Recensioni / Uno stufato e un timballo: Manganelli 30 anni dopo

Come Atreo mangiò, a sua insaputa, i figli "sbrodettati", trovandoli tra l'altro prelibati, così Giorgio Manganelli, nel 1989 (un anno prima di morire), fece della prole – ovvero la sua vasta produzione scritta – "uno stufato, un timballo, una legittima strage", sfornando una "Antologia privata" con le chicche e le ciliegine delle sue opere, da lui stesso scelte tra gli articoli per i giornali e i risvolti di copertina, i brani stralciati dai libri e alcuni discorsi tenuti ai convegni.

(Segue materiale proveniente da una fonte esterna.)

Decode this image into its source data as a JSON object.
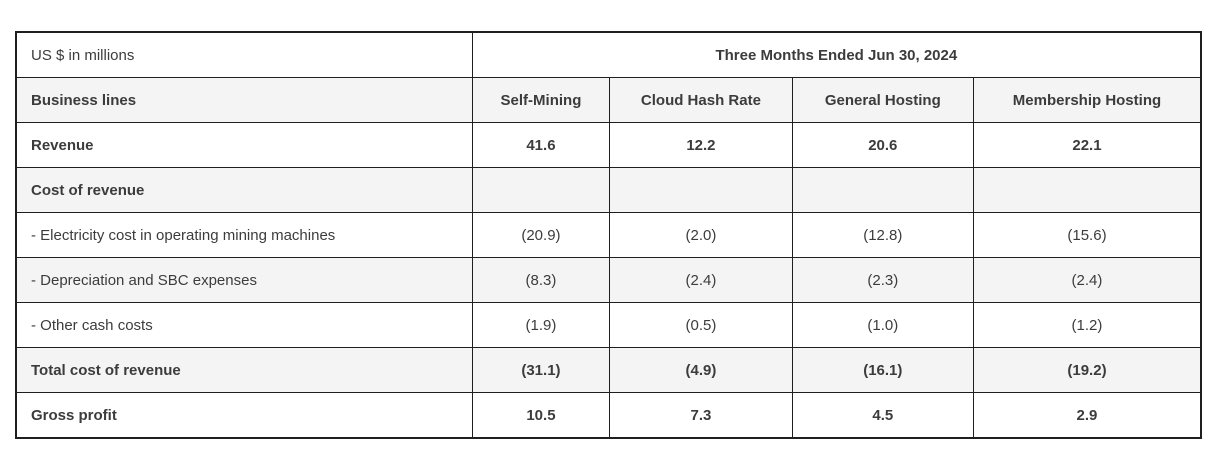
{
  "table": {
    "unit_label": "US $ in millions",
    "period_header": "Three Months Ended Jun 30, 2024",
    "row_header_label": "Business lines",
    "columns": [
      "Self-Mining",
      "Cloud Hash Rate",
      "General Hosting",
      "Membership Hosting"
    ],
    "rows": [
      {
        "label": "Revenue",
        "values": [
          "41.6",
          "12.2",
          "20.6",
          "22.1"
        ]
      },
      {
        "label": "Cost of revenue",
        "values": [
          "",
          "",
          "",
          ""
        ]
      },
      {
        "label": "- Electricity cost in operating mining machines",
        "values": [
          "(20.9)",
          "(2.0)",
          "(12.8)",
          "(15.6)"
        ]
      },
      {
        "label": "- Depreciation and SBC expenses",
        "values": [
          "(8.3)",
          "(2.4)",
          "(2.3)",
          "(2.4)"
        ]
      },
      {
        "label": "- Other cash costs",
        "values": [
          "(1.9)",
          "(0.5)",
          "(1.0)",
          "(1.2)"
        ]
      },
      {
        "label": "Total cost of revenue",
        "values": [
          "(31.1)",
          "(4.9)",
          "(16.1)",
          "(19.2)"
        ]
      },
      {
        "label": "Gross profit",
        "values": [
          "10.5",
          "7.3",
          "4.5",
          "2.9"
        ]
      }
    ],
    "colors": {
      "stripe_background": "#f4f4f4",
      "border": "#1f1f1f",
      "text": "#3c3c3c",
      "bold_text": "#212121"
    }
  }
}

Dopo quella prima e unica edizione per Rizzoli, la raccolta è stata finalmente, e recentemente, ristampata da Quodlibet, ma il manganello del signor Manganelli è sferzante e crudele come un tempo: dopotutto, l'Italia è la stessa di 30 e passa anni fa, sempre pronta a firmare appelli e indignarsi, salvo poi soffrire di "romanite, un caso raro e finora incurabile di troppopatia autistica megacefalitica". Anche gli intellettuali non brillano per acume, leggasi il "dialoghetto tra un viandante e un professore": all'autore non resta, pertanto, che errare solitario come "un orfano sannita", comporre un semiserio "lunario" e accontentarsi "di quella esperienza violenta, malsana, indispensabile, unica, che dà il semplice gesto di 'leggere i russi'... Lavorare alla letteratura è un atto di perversa umiltà".